A couple of days later, when test results came back, the news was dire.

“So we get a call from the hematologist saying, ‘It’s acute leukemia. It’s extremely treatable but you need to drop everything and go to the emergency room,’” Ms. Wickham said.

An ambulance transported Mr. Candan, who is a hardware development engineer for I.B.M. in Poughkeepsie, N.Y., to Memorial Sloan Kettering Cancer Center in New York. He immediately began treatment for acute promyelocytic leukemia. He ultimately spent 33 nights in the hospital, and will continue treatment for seven more months.

“They said, if you got him here two days later, he might not have made it,” she said.

The couple met in 2015, when both were students at the University of Illinois. She was in her senior year, and would go on to receive a master’s degree in international affairs from George Washington University. He was a doctoral student in electrical engineering and had received his undergraduate degree from Istanbul Technical University in Turkey.

She spotted him at a coffee shop during a snowstorm, when just about no one else was out, and approached him in the language of his homeland, as she had spent time in Istanbul the previous year. “It was a magical experience,” he said. “She came and talked to me in Turkish, straight up.”

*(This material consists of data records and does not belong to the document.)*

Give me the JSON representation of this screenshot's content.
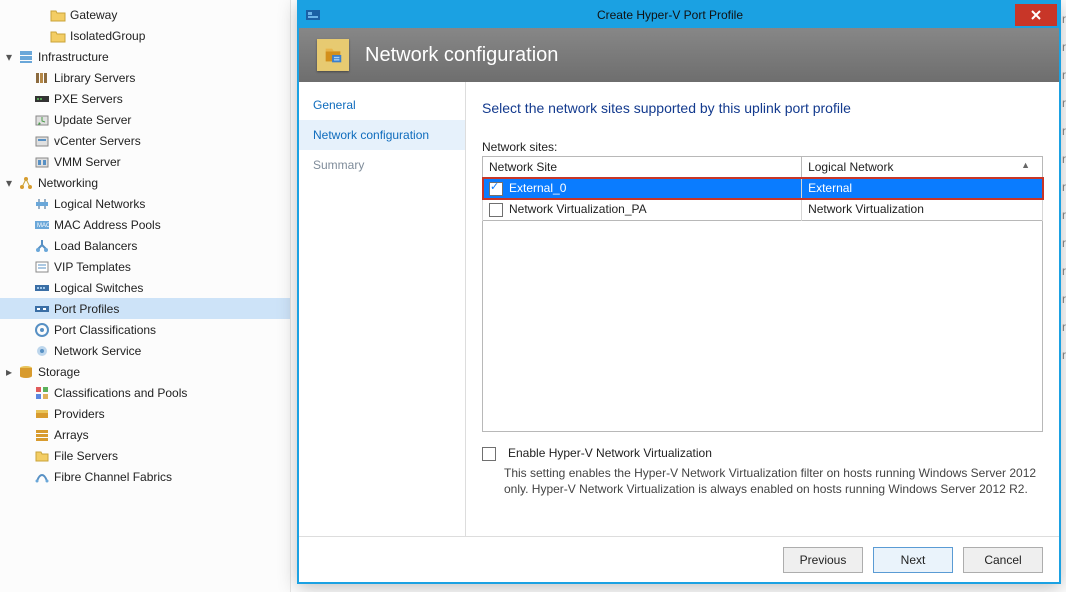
{
  "tree": [
    {
      "label": "Gateway",
      "depth": 2,
      "icon": "folder"
    },
    {
      "label": "IsolatedGroup",
      "depth": 2,
      "icon": "folder"
    },
    {
      "label": "Infrastructure",
      "depth": 0,
      "icon": "server",
      "expander": "open"
    },
    {
      "label": "Library Servers",
      "depth": 1,
      "icon": "library"
    },
    {
      "label": "PXE Servers",
      "depth": 1,
      "icon": "pxe"
    },
    {
      "label": "Update Server",
      "depth": 1,
      "icon": "update"
    },
    {
      "label": "vCenter Servers",
      "depth": 1,
      "icon": "vcenter"
    },
    {
      "label": "VMM Server",
      "depth": 1,
      "icon": "vmm"
    },
    {
      "label": "Networking",
      "depth": 0,
      "icon": "network",
      "expander": "open"
    },
    {
      "label": "Logical Networks",
      "depth": 1,
      "icon": "logicalnet"
    },
    {
      "label": "MAC Address Pools",
      "depth": 1,
      "icon": "mac"
    },
    {
      "label": "Load Balancers",
      "depth": 1,
      "icon": "loadbal"
    },
    {
      "label": "VIP Templates",
      "depth": 1,
      "icon": "vip"
    },
    {
      "label": "Logical Switches",
      "depth": 1,
      "icon": "switch"
    },
    {
      "label": "Port Profiles",
      "depth": 1,
      "icon": "portprofile",
      "selected": true
    },
    {
      "label": "Port Classifications",
      "depth": 1,
      "icon": "portclass"
    },
    {
      "label": "Network Service",
      "depth": 1,
      "icon": "service"
    },
    {
      "label": "Storage",
      "depth": 0,
      "icon": "storage",
      "expander": "closed"
    },
    {
      "label": "Classifications and Pools",
      "depth": 1,
      "icon": "classpool"
    },
    {
      "label": "Providers",
      "depth": 1,
      "icon": "providers"
    },
    {
      "label": "Arrays",
      "depth": 1,
      "icon": "arrays"
    },
    {
      "label": "File Servers",
      "depth": 1,
      "icon": "fileservers"
    },
    {
      "label": "Fibre Channel Fabrics",
      "depth": 1,
      "icon": "fibre"
    }
  ],
  "dialog": {
    "title": "Create Hyper-V Port Profile",
    "banner": "Network configuration",
    "steps": [
      "General",
      "Network configuration",
      "Summary"
    ],
    "activeStep": 1,
    "instruction": "Select the network sites supported by this uplink port profile",
    "sitesLabel": "Network sites:",
    "columns": [
      "Network Site",
      "Logical Network"
    ],
    "rows": [
      {
        "site": "External_0",
        "network": "External",
        "checked": true,
        "selected": true
      },
      {
        "site": "Network Virtualization_PA",
        "network": "Network Virtualization",
        "checked": false,
        "selected": false
      }
    ],
    "enable": {
      "label": "Enable Hyper-V Network Virtualization",
      "checked": false,
      "hint": "This setting enables the Hyper-V Network Virtualization filter on hosts running Windows Server 2012 only. Hyper-V Network Virtualization is always enabled on hosts running Windows Server 2012 R2."
    },
    "buttons": {
      "previous": "Previous",
      "next": "Next",
      "cancel": "Cancel"
    }
  }
}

“In a few months, I would say, I knew she was the one,” Mr. Candan said.

The couple had planned to be married in June, in Izmir, Turkey, which is the groom’s hometown, but canceled because of the pandemic. They rescheduled for August, and then canceled that date, too.

“We were really devastated,” Ms. Wickham said. “His mother had already planned the dinner she was going to make when my parents came to her house.”

After Mr. Candan began undergoing treatment, it became clear that the couple would be lucky to have a wedding with any guests at all, because he had become severely immunocompromised. But they were still eager to marry, and so on Aug. 6, the couple applied for and received an expedited marriage license through New York City’s Project Cupid.

The next day, on Aug. 7, they were married. Though not without the contributions of the hospital staff, who had found an officiant, Sonja Schedler, a recovery-room nurse and a Universal Life minister, among their own ranks.

When Ms. Wickham arrived at the hospital that day, expecting to be married by bureaucratic fiat, her fiancé was nowhere to be found. His roommate, who was to be the couple’s witness and best man, told her that Mr. Candan was showering in preparation for the wedding, which was to begin in 20 minutes in a hospital conference room.

She headed out of the room toward the designated spot. Someone handed her flowers and said they’d been picked that morning out of their own garden. Nurses lined the hallway and were blowing bubbles. The conference room had been transformed, with decorations, flowers, sparkling apple juice and even a wedding cake (a gift from the groom’s hospital roommate).

“And so then we were there in total shock, because we thought we were just signing a form,” Ms. Wickham said. “We didn’t even know them personally, and all of these people had done all this. It was very emotional.”

Though their elaborate, international wedding plans for more than 200 people had evaporated, strangers made their wedding a joyful one, the couple said.

“It was such a happy moment,” Ms. Wickham said. “It was like the best day of our life just two weeks after the worst day of our life. It was more than I ever could have ever asked for.”